Нет сомнения, что граф Л. Н. Толстой и примыкающие к нему моралисты совсем не призывают к такому полному несопротивлению, которое было бы равносильно добровольному нравственному саморазвращению. И неправ был бы тот, кто попытался бы понять их в этом смысле. Напротив, их идея состоит именно в том, что борьба со злом необходима, но что ее целиком следует перенести во внутренний мир человека, и притом именно того человека, который сам в себе эту борьбу ведет; такой борец со злом может найти в их писаниях даже целый ряд полезных советов. «Непротивление», о котором они пишут и говорят, не означает внутреннюю сдачу и присоединение ко злу; наоборот, оно есть особый вид сопротивления, т. е. неприятия, осуждения, отвержения и противодействия. Их «непротивление» означает противление и борьбу, однако лишь некоторыми, излюбленными средствами. Они приемлют цель: преодоление зла,[11] но делают своеобразный выбор в путях и средствах. Их умение есть учение не столько о зле, сколько о том, как именно не следует его преодолевать.

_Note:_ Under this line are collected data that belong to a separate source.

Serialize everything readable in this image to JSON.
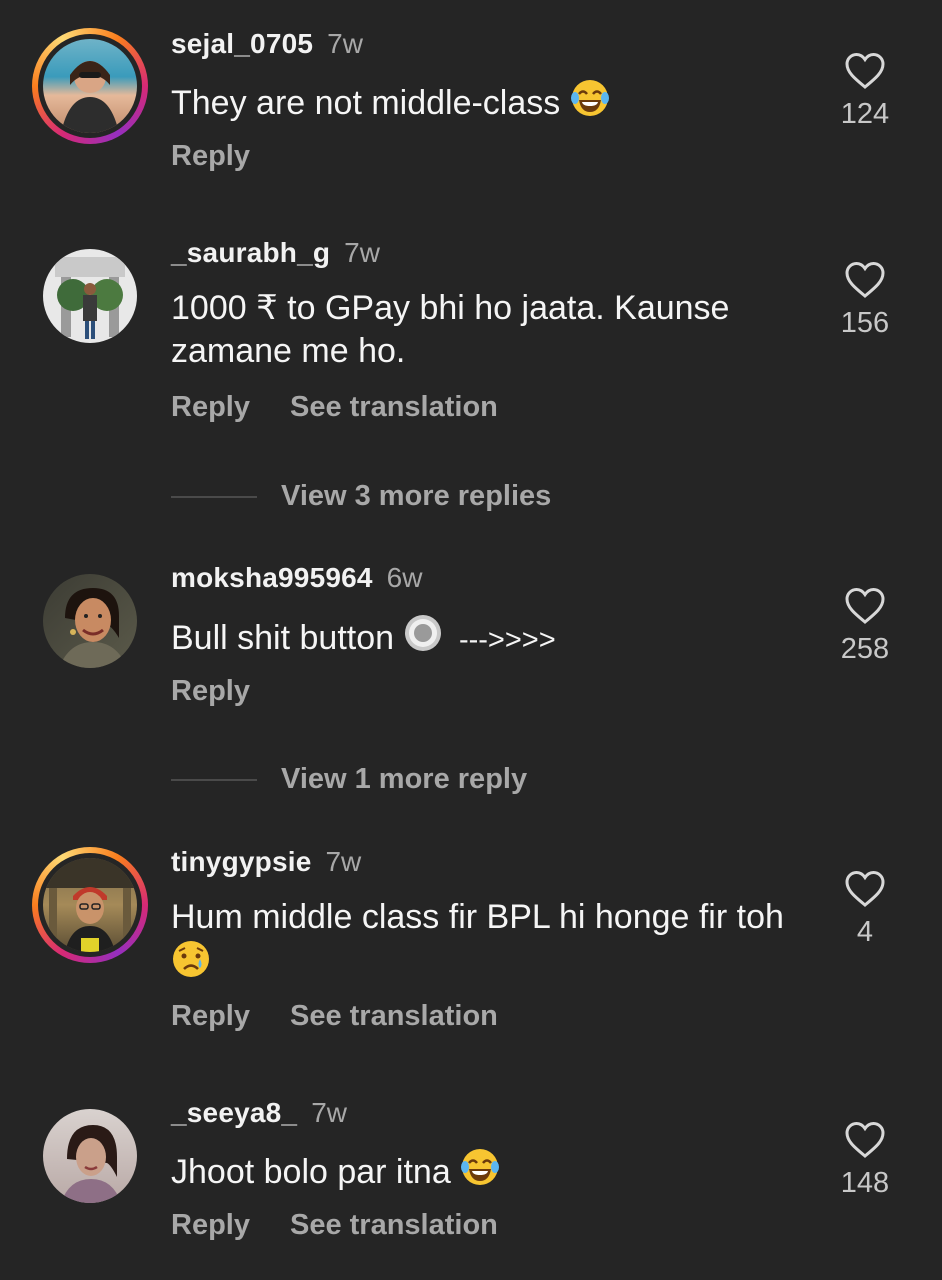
{
  "comments": [
    {
      "username": "sejal_0705",
      "time": "7w",
      "text": "They are not middle-class",
      "emoji": "laughing-tears",
      "likes": "124",
      "actions": [
        "Reply"
      ]
    },
    {
      "username": "_saurabh_g",
      "time": "7w",
      "text": "1000 ₹ to GPay bhi ho jaata. Kaunse zamane me ho.",
      "emoji": "",
      "likes": "156",
      "actions": [
        "Reply",
        "See translation"
      ],
      "view_more": "View 3 more replies"
    },
    {
      "username": "moksha995964",
      "time": "6w",
      "text": "Bull shit button",
      "emoji": "radio-button",
      "text_after": "--->>>>",
      "likes": "258",
      "actions": [
        "Reply"
      ],
      "view_more": "View 1 more reply"
    },
    {
      "username": "tinygypsie",
      "time": "7w",
      "text": "Hum middle class fir BPL hi honge fir toh",
      "emoji": "crying-face",
      "likes": "4",
      "actions": [
        "Reply",
        "See translation"
      ]
    },
    {
      "username": "_seeya8_",
      "time": "7w",
      "text": "Jhoot bolo par itna",
      "emoji": "laughing-tears",
      "likes": "148",
      "actions": [
        "Reply",
        "See translation"
      ]
    }
  ],
  "icons": {
    "like": "heart-outline-icon"
  },
  "colors": {
    "background": "#252525",
    "muted": "#a8a8a8",
    "text": "#f2f2f2"
  }
}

Само собою разумеется, что только такая борющаяся природа их «непротивления» дает основание философически обсуждать их утверждения. Однако такое обсуждение не может принять ни выдвинутую ими постановку вопроса, ни тем более даваемый ими ответ.
3. О ДОБРЕ И ЗЛЕ
Проблему сопротивления злу невозможно поставить правильно, не определив сначала «местонахождение» и сущность зла.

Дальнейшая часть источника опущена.